ADI 2838/MT, rel. Min. Alexandre de Moraes, julgamento em 19.2.2020. (ADI-2838)

ADI 4624/TO, rel. Min. Alexandre de Moraes, julgamento em 19.2.2020. (ADI-4624)

Primeira Turma

DIREITO PROCESSUAL PENAL – HABEAS CORPUS

Prisão domiciliar: condenada com filho menor e decisão transitada em julgado

A Primeira Turma denegou habeas corpus em que se requeria a prisão domiciliar de condenada pela prática de homicídio por decisão transitada em julgado, que tem filho com menos de doze anos de idade.

Na espécie, a defesa sustentou a adequação da prisão domiciliar. Reportou-se ao HC 143.641, no qual concedida a ordem em favor de todas as mulheres presas preventivamente que ostentem a condição de gestantes, de puérperas ou de mães de crianças sob sua responsabilidade.

Prevaleceu o voto do ministro Marco Aurélio (relator), que reiterou a óptica veiculada ao indeferir medida acauteladora. Nesse sentido, o disposto no art. 318 do Código de Processo Penal (CPP) (1) tem aplicação em casos de prisão preventiva, sendo inadequado quando se trata de execução de título condenatório alcançado pela preclusão maior.

O relator observou que, para ter-se a incidência do art. 117 da Lei 7.210/1984 [Lei de Execução Penal (LEP)] (2) — cumprimento da sanção em regime domiciliar —, é indispensável o enquadramento em uma das situações jurídicas nele contempladas. Apesar de comprovada a existência de filho menor, a paciente foi condenada à pena de 26 anos em regime fechado. Portanto, não está atendido o requisito primeiro de tratar-se de réu beneficiário de regime aberto.

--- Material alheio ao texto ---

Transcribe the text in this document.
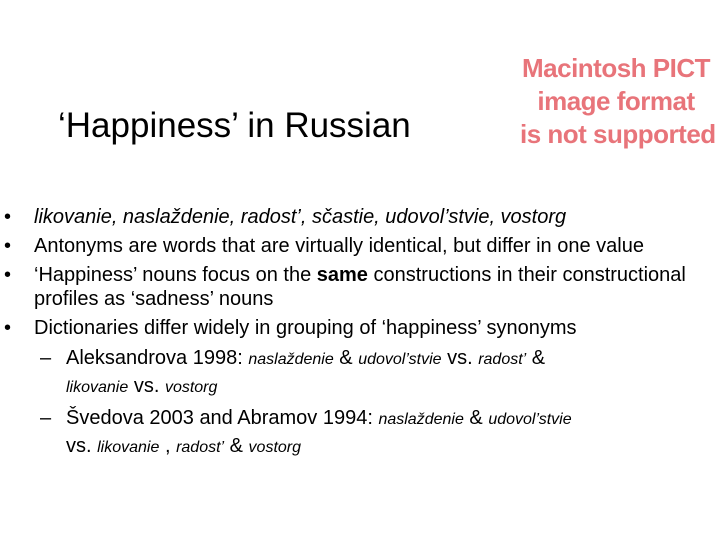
‘Happiness’ in Russian
Macintosh PICT
image format
is not supported
• likovanie, naslaždenie, radost’, sčastie, udovol’stvie, vostorg
• Antonyms are words that are virtually identical, but differ in one value
• ‘Happiness’ nouns focus on the same constructions in their constructional profiles as ‘sadness’ nouns
• Dictionaries differ widely in grouping of ‘happiness’ synonyms
– Aleksandrova 1998: naslaždenie & udovol’stvie vs. radost’ &
likovanie vs. vostorg
– Švedova 2003 and Abramov 1994: naslaždenie & udovol’stvie
vs. likovanie , radost’ & vostorg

(1) CPP: “Art. 318. Poderá o juiz substituir a prisão preventiva pela domiciliar quando o agente for: I – maior de 80 (oitenta) anos; II – extremamente debilitado por motivo de doença grave; III – imprescindível aos cuidados especiais de pessoa menor de 6 (seis) anos de idade ou com deficiência; IV – gestante; V – mulher com filho de até 12 (doze) anos de idade incompletos; VI – homem, caso seja o único responsável pelos cuidados do filho de até 12 (doze) anos de idade incompletos. Parágrafo único. Para a substituição, o juiz exigirá prova idônea dos requisitos estabelecidos neste artigo.”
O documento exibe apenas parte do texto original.